PKK Lideri Abdullah Öcalan ile görüşen HDP grup başkan vekilleri Pervin Buldan ve İdris Baluken ile HDP Milletvekili Sırrı Süreyya Önder’den oluşan HDP heyeti, görüşmenin ardından İmralı Adası’ndan ayrıldı.

Görüşmede Öcalan’ın Meclis’e sevk edilen “çözüm yasasına” ilişkin, “Yasanın Meclis’e gelmesi tarihi bir gelişmedir” dediği öğrenildi.

İlerleyen saatlerde HDP heyeti görüşmeye ilişkin yazılı açıklama gönderdi.

Öcalan, Cumhurbaşkanlığı seçimine yönelik yapılacak çalışmalarda en geniş toplumsal temsiliyeti açığa çıkaracak bir adayın tespitini önemsediğini, bu konuda; kamuoyunda çok yanlış bir şekilde ele alındığı gibi kendisinin isim tespiti konusunda yetkili komisyon ve organlara dayatma içerisinde olmasının mümkün olmadığını ifade etti. Yetkili komisyon ve parti organlarının belirlenen kriterler doğrultusunda en doğru kararı vermelerinin oldukça önemli olduğunu belirtti.

Öcalan’la heyetin üç saat süren bir toplantı gerçekleştirdiği duyurulan açıklamada, Öcalan’ın sağlığı ve moralinin iyi olduğu belirtilerek, görüşmede Öcalan'ın şu mesajları verdiği bildirildi:

“Tarihi önemdeki süreçte bundan sonraki çalışmaların yasal bir düzenleme üzerinden yürümesini oldukça anlamlı buluyorum. Yapılan düzenleme, devletin ilk defa çatışmalı olduğu toplumsal kesimlerle sorunları çatışarak, savaşarak değil, müzakere ederek çözmesinin önünü açan bir yasadır. Bu anlamda tarihi bir rol oynamıştır. Toplumsal uzlaşmanın önünü açacak bu yasanın yasalaşama aşamasında tüm toplumsal kesimlerin katkı ve destek sunması hükümetin de bu katkı ve destekleri dikkate almasının önemini vurgulamak istiyorum. Bu yasanın çıkmasıyla beraber, demokrasimizi geliştirecek ve kalıcı barışı sağlayacak yasal ve toplumsal çalışmaların birarada ele alınması nihai olarak da demokratik anayasal çözümün başarılması Türkiye’nin özgür yaşam ve demokratik geleceği açısından son derece önemlidir.”

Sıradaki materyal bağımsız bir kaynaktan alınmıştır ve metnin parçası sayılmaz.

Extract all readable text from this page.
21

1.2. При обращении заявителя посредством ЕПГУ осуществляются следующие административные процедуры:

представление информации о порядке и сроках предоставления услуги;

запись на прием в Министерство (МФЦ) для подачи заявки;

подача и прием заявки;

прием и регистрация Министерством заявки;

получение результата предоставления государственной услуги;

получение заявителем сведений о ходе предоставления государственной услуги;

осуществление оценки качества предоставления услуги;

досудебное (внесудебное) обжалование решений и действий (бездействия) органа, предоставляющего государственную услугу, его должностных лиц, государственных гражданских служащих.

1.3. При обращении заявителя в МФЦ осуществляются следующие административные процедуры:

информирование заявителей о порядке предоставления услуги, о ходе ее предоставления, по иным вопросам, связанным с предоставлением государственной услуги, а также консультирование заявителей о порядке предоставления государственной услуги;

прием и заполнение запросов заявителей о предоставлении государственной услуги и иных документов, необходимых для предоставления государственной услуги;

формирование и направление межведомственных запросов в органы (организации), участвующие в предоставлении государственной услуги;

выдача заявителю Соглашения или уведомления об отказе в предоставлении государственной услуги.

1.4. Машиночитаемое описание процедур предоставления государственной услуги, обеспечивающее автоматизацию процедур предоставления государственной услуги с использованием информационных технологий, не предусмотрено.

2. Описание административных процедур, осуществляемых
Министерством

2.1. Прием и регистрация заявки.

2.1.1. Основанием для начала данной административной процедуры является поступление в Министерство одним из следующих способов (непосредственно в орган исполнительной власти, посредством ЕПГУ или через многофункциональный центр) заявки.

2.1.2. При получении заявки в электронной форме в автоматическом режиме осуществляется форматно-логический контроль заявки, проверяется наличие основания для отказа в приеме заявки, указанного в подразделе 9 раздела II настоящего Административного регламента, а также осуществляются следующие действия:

Sayın Öcalan başta hasta tutsaklar olmak üzere cezaevlerindeki tüm tutsaklara özel selamlarını gönderdi. Hasta tutsaklara ilişkin biran önce gerekli düzenlemelerin yapılarak bu ayıbın Türkiye gündeminden kaldırılması gerektiğini özellikle vurguladı. Cumhurbaşkanlığı seçimiyle ilgili tartışmaları yakından takip ettiğini kendisinin meseleye ilkeler düzeyinde yaklaştığını, bu ilkelerin gereği olan kriterleri daha önceki görüşmelerde kamuoyuna ve halka iletilmek üzere heyete aktardığını ifade etti.

Cumhurbaşkanlığı seçimine yönelik yapılacak çalışmalarda en geniş toplumsal temsiliyeti açığa çıkaracak bir adayın tespitini önemsediğini, bu konuda; kamuoyunda çok yanlış bir şekilde ele alındığı gibi kendisinin isim tespiti konusunda yetkili komisyon ve organlara dayatma içerisinde olmasının mümkün olmadığını ifade etti.

Yetkili komisyon ve parti organlarının belirlenen kriterler doğrultusunda en doğru kararı vermelerinin oldukça önemli olduğunu belirtti.